Tuesday, August 9, 2011

To being an "Us" for once instead of a "Them"

It has been a roller-coaster since my last blog.  Last weekend we had a weekend team that I will only mention briefly, because they were only here briefly.  They were a quiet group, but there was one 13 year old boy who blew me away.  He talked to us staff and interns with ease and was the first or sometimes only one to initiate conversation with the guys on the street.  When I got to talk to him and hear some of his personal story I was even more impressed at his attitude and initiative to come join us on church on the street.  He was a blessing over that tired weekend.

Last week with no team was fairly uneventful, but it was nice to sit down with friends or meet someone new and not have to worry about 40 students roaming around.  Wednesday Gary, the interns, and some of the volunteer staff and regulars at Retreat went to Six Flags.  Despite the record heat, it was a blast.  We shared rides together, told stories in line, laughed, and just had a great time together.  It did not feel like work (let's face it, it wasn't).  It was just a group of friends hanging out at an amusement park, enjoying summer; never-mind the mix of nationalities, races, socioeconomic status, or backgrounds represented.  Gary seemed to love it even though we couldn't get him to go on but 2 rides.

Speaking of Gary, he gave the lesson at St. Paul's this past Sunday.  The message was great--based out of John 15 (one of my favorite chapters) but really hitting the whole Bible.  He spoke about abiding in God, seeking him and letting him rule your life instead of anything else.  One line that stuck with me went something like, "We are satisfied to have a savior but we don't want a Lord." It reminded me of what we just read, Discipleship by Dietrich Bonhoeffer. In the beginning especially Bonhoeffer talks about cheap grace: how we will all jump on board for a God that will rescue us, but we are not then willing to devote ourselves to simple obedience to him, to let him rule over us.  It's something I'm still greatly struggling with. Besides the message, I really enjoyed Sunday in seeing who came to support Gary.  Again people of all backgrounds, some differing beliefs, but all dressed up to worship the same God and to encourage a friend.
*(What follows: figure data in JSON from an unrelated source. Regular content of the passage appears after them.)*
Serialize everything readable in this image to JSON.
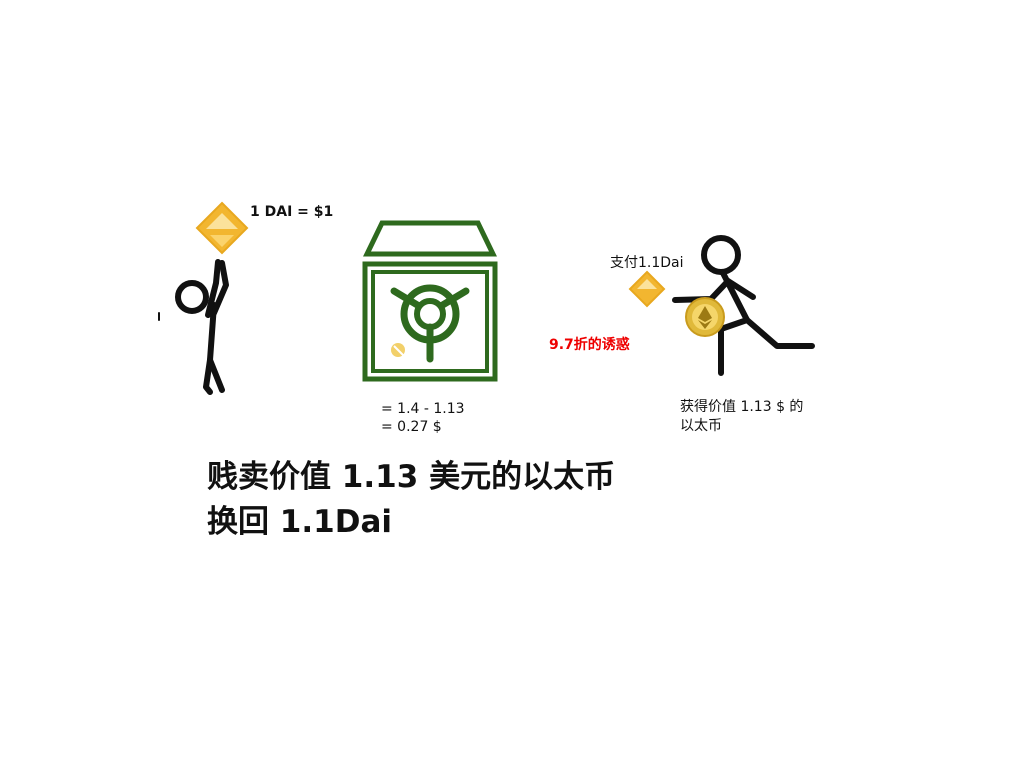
{
  "left_figure": {
    "price_label": "1 DAI = $1"
  },
  "vault": {
    "calc_line1": "= 1.4 - 1.13",
    "calc_line2": "= 0.27 $"
  },
  "middle": {
    "discount_label": "9.7折的诱惑"
  },
  "right_figure": {
    "pay_label": "支付1.1Dai",
    "get_line1": "获得价值 1.13 $ 的",
    "get_line2": "以太币"
  },
  "caption": {
    "line1": "贱卖价值 1.13 美元的以太币",
    "line2": "换回 1.1Dai"
  },
  "colors": {
    "vault_green": "#2e6a1e",
    "dai_gold": "#f2b630",
    "eth_gold": "#e0b93a",
    "highlight_red": "#ee0000"
  },
  "icons": [
    "dai-coin-icon",
    "stick-figure-icon",
    "vault-icon",
    "eth-coin-icon"
  ]
}
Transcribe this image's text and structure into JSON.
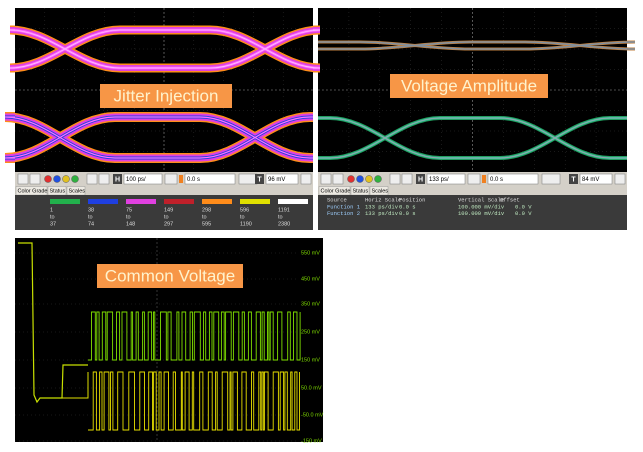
{
  "panels": [
    {
      "label": "Jitter Injection",
      "toolbar": {
        "h_icon": "H",
        "timebase": "100 ps/",
        "position": "0.0 s",
        "t_icon": "T",
        "trigger": "96 mV"
      },
      "tabs": [
        "Color Grade",
        "Status",
        "Scales"
      ],
      "color_grade": [
        {
          "color": "#22b14c",
          "lines": [
            "1",
            "to",
            "37"
          ]
        },
        {
          "color": "#1f3fe0",
          "lines": [
            "38",
            "to",
            "74"
          ]
        },
        {
          "color": "#e040e0",
          "lines": [
            "75",
            "to",
            "148"
          ]
        },
        {
          "color": "#c0202a",
          "lines": [
            "149",
            "to",
            "297"
          ]
        },
        {
          "color": "#ff8c1a",
          "lines": [
            "298",
            "to",
            "595"
          ]
        },
        {
          "color": "#e0e000",
          "lines": [
            "596",
            "to",
            "1190"
          ]
        },
        {
          "color": "#ffffff",
          "lines": [
            "1191",
            "to",
            "2380"
          ]
        }
      ]
    },
    {
      "label": "Voltage Amplitude",
      "toolbar": {
        "h_icon": "H",
        "timebase": "133 ps/",
        "position": "0.0 s",
        "t_icon": "T",
        "trigger": "84 mV"
      },
      "tabs": [
        "Color Grade",
        "Status",
        "Scales"
      ],
      "scales": {
        "columns": [
          "Source",
          "Horiz Scale",
          "Position",
          "Vertical Scale",
          "Offset"
        ],
        "rows": [
          [
            "Function 1",
            "133 ps/div",
            "0.0 s",
            "100.000 mV/div",
            "0.0 V"
          ],
          [
            "Function 2",
            "133 ps/div",
            "0.0 s",
            "100.000 mV/div",
            "0.0 V"
          ]
        ]
      }
    },
    {
      "label": "Common Voltage",
      "y_labels": [
        "550 mV",
        "450 mV",
        "350 mV",
        "250 mV",
        "150 mV",
        "50.0 mV",
        "-50.0 mV",
        "-150 mV"
      ]
    }
  ]
}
Today was the first day with our last mission team, the team from Lauren's home church.  They have been wonderful so far. They are here for an extra day so we had them do some things for partner ministries that we don't usually get a chance to work with.  But this meant I did not know at all what the day was going to look like.  Things kept changing and certain things took much longer and hit an obstacle that we hadn't anticipated but overall it went well.  Even though I knew it would be fine and could have gone much MUCH worse, in the moment I was getting quite frustrated and anxious that we didn't have enough to do, or that plans were changing constantly.  Plus we got caught in some serious rain after some time on the street this evening.  A verse that has been following me around this week (and my whole life) is Matthew 6:25-34 about not worrying.  I know it does no good, but I do it anyway, and the world is all about worrying.  What are we going to do after college? How am I going to make money? What if this or that happens?  I always struggle with insurance and savings.  How do we act as responsible stewards but not rely on earthly goods and worry about the future? I don't know and I have digressed a bit into deeper water.  Today was simply a good lesson for me on flexibility and faith.